National Consumer Disputes Redressal Commission Presiding Member V.B. Gupta and Member K.S. Chaudhari said if the builder failed to justify the need for demanding extra money, a house owner could not be forced to shell out the additional amount even if he had given an affidavit to the builder agreeing to accept a cost escalation in the future.
The commission gave the consumer-friendly interpretation of the law while dismissing the Ghaziabad Development Authority’s (GDA’s) appeal in a case related to Satya Narayan, a house owner in Indirapuram.
“The price could have been escalated only on the ground of increase of payment of compensation for the land acquired but learned counsel for the GDA admitted that compensation has not been increased. In such circumstances, there was no occasion to increase the price of the house,” the consumer court said in a recent order.
“No doubt an affidavit was given by Narayan on April 15, 1997, stating that if in future the cost of the house is increased, he will deposit the same in accordance with the rules. Learned counsel for the GDA could not show any rule on whose basis the price was increased,” said Gupta.
The GDA moved the national commission while challenging an order of the Uttar Pradesh consumer commission in favour of Satya Narayan, who sought a refund of the additional money demanded by the authority and deposited by him under protest.
The national commission said: “It is an admitted fact that the house was allotted to Narayan at the estimated cost of Rs.5.50 lakh.

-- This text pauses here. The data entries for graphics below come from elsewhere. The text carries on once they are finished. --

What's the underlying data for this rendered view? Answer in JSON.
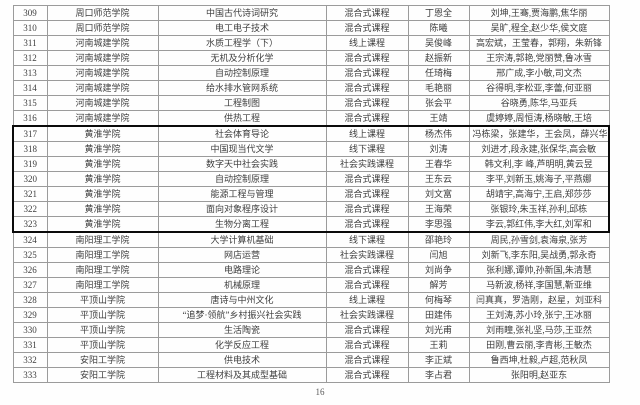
{
  "page_number": "16",
  "colors": {
    "grid_border": "#9b9b9b",
    "highlight_border": "#0a0a0a",
    "text": "#3d3d3d"
  },
  "table": {
    "highlight_range": {
      "from": "317",
      "to": "323"
    },
    "rows": [
      {
        "no": "309",
        "university": "周口师范学院",
        "course": "中国古代诗词研究",
        "type": "混合式课程",
        "leader": "丁恩全",
        "team": "刘坤,王骞,贾海鹏,焦华丽"
      },
      {
        "no": "310",
        "university": "周口师范学院",
        "course": "电工电子技术",
        "type": "混合式课程",
        "leader": "陈曦",
        "team": "吴旷,程全,赵少华,侯文庭"
      },
      {
        "no": "311",
        "university": "河南城建学院",
        "course": "水质工程学（下）",
        "type": "线上课程",
        "leader": "吴俊峰",
        "team": "高宏斌，王莹春，郭翔，朱新锋"
      },
      {
        "no": "312",
        "university": "河南城建学院",
        "course": "无机及分析化学",
        "type": "混合式课程",
        "leader": "赵振新",
        "team": "王宗涛,郭艳,党丽赞,鲁冰雪"
      },
      {
        "no": "313",
        "university": "河南城建学院",
        "course": "自动控制原理",
        "type": "混合式课程",
        "leader": "任琦梅",
        "team": "邢广成,李小敏,司文杰"
      },
      {
        "no": "314",
        "university": "河南城建学院",
        "course": "给水排水管网系统",
        "type": "混合式课程",
        "leader": "毛艳丽",
        "team": "谷得明,李松亚,李蕾,何亚丽"
      },
      {
        "no": "315",
        "university": "河南城建学院",
        "course": "工程制图",
        "type": "混合式课程",
        "leader": "张会平",
        "team": "谷晓勇,陈华,马亚兵"
      },
      {
        "no": "316",
        "university": "河南城建学院",
        "course": "供热工程",
        "type": "混合式课程",
        "leader": "王靖",
        "team": "虞婷婷,周恒涛,杨晓敏,王培"
      },
      {
        "no": "317",
        "university": "黄淮学院",
        "course": "社会体育导论",
        "type": "线上课程",
        "leader": "杨杰伟",
        "team": "冯栋梁，张建华，王会凤，薛兴华"
      },
      {
        "no": "318",
        "university": "黄淮学院",
        "course": "中国现当代文学",
        "type": "线下课程",
        "leader": "刘涛",
        "team": "刘进才,段永建,张保华,高会敏"
      },
      {
        "no": "319",
        "university": "黄淮学院",
        "course": "数字天中社会实践",
        "type": "社会实践课程",
        "leader": "王春华",
        "team": "韩文利,李 峰,芦明明,黄云昱"
      },
      {
        "no": "320",
        "university": "黄淮学院",
        "course": "自动控制原理",
        "type": "混合式课程",
        "leader": "王东云",
        "team": "李平,刘新玉,姚海子,平燕娜"
      },
      {
        "no": "321",
        "university": "黄淮学院",
        "course": "能源工程与管理",
        "type": "混合式课程",
        "leader": "刘文富",
        "team": "胡靖宇,高海宁,王启,郑莎莎"
      },
      {
        "no": "322",
        "university": "黄淮学院",
        "course": "面向对象程序设计",
        "type": "混合式课程",
        "leader": "王海荣",
        "team": "张银玲,朱玉祥,孙利,邱栋"
      },
      {
        "no": "323",
        "university": "黄淮学院",
        "course": "生物分离工程",
        "type": "混合式课程",
        "leader": "李思强",
        "team": "李云,郭红伟,李大红,刘军和"
      },
      {
        "no": "324",
        "university": "南阳理工学院",
        "course": "大学计算机基础",
        "type": "线下课程",
        "leader": "邵艳玲",
        "team": "周民,孙雪剑,袁海泉,张芳"
      },
      {
        "no": "325",
        "university": "南阳理工学院",
        "course": "网店运营",
        "type": "社会实践课程",
        "leader": "闫旭",
        "team": "刘新飞,李东阳,吴战勇,郭永奇"
      },
      {
        "no": "326",
        "university": "南阳理工学院",
        "course": "电路理论",
        "type": "混合式课程",
        "leader": "刘尚争",
        "team": "张利娜,谭帅,孙新国,朱清慧"
      },
      {
        "no": "327",
        "university": "南阳理工学院",
        "course": "机械原理",
        "type": "混合式课程",
        "leader": "解芳",
        "team": "马新波,杨祥,李国慧,靳亚维"
      },
      {
        "no": "328",
        "university": "平顶山学院",
        "course": "唐诗与中州文化",
        "type": "线上课程",
        "leader": "何梅琴",
        "team": "闫真真，罗浩刚，赵星，刘亚科"
      },
      {
        "no": "329",
        "university": "平顶山学院",
        "course": "“追梦·领航”乡村振兴社会实践",
        "type": "社会实践课程",
        "leader": "田建伟",
        "team": "王刘涛,苏小玲,张宁,王冰丽"
      },
      {
        "no": "330",
        "university": "平顶山学院",
        "course": "生活陶瓷",
        "type": "混合式课程",
        "leader": "刘光甫",
        "team": "刘雨瞳,张礼坚,马莎,王亚然"
      },
      {
        "no": "331",
        "university": "平顶山学院",
        "course": "化学反应工程",
        "type": "混合式课程",
        "leader": "王莉",
        "team": "田刚,曹云丽,李青彬,王敏杰"
      },
      {
        "no": "332",
        "university": "安阳工学院",
        "course": "供电技术",
        "type": "混合式课程",
        "leader": "李正斌",
        "team": "鲁西坤,杜毅,卢超,范秋凤"
      },
      {
        "no": "333",
        "university": "安阳工学院",
        "course": "工程材料及其成型基础",
        "type": "混合式课程",
        "leader": "李占君",
        "team": "张阳明,赵亚东"
      }
    ]
  }
}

This amount was to be deposited by him in instalments up to Oct 15, 1998, whereas he deposited the entire amount by July 15, 1997, and obtained possession of the house.”
Narayan complained that after three years and three months of the house allotment, the GDA asked him to deposit an additional Rs.1.95 lakh, stating that the price at the time of allotment was only tentative.
The national commission said: “The state commission has not committed any error in dismissing the appeal of the GDA and in such circumstances, revision petition is liable to be dismissed. Consequently, revision petition filed by the GDA is dismissed with no order as to cost.”
For the GDA, an appeal against the national commission’s decision now lies in the Supreme Court.
Narayan said in his complaint that after giving him the possession of the house, the GDA “neither fixed a brick nor put a nail in the premises but demanded money and, under compelling circumstances”, he deposited the money.
He then filed a complaint in the district forum seeking the refund of the additional amount of over Rs.1.95 lakh that he had deposited under protest.
The forum ruled in favour of the house owner and the decision was upheld by the state consumer commission Oct 20, 2010.
The GDA took the defence that as per the affidavit given to it by Narayan, he was bound to deposit the increased cost of the house.
It claimed that the district forum and the state consumer commission erred in allowing refund of the over Rs.1.95 lakh to Narayan.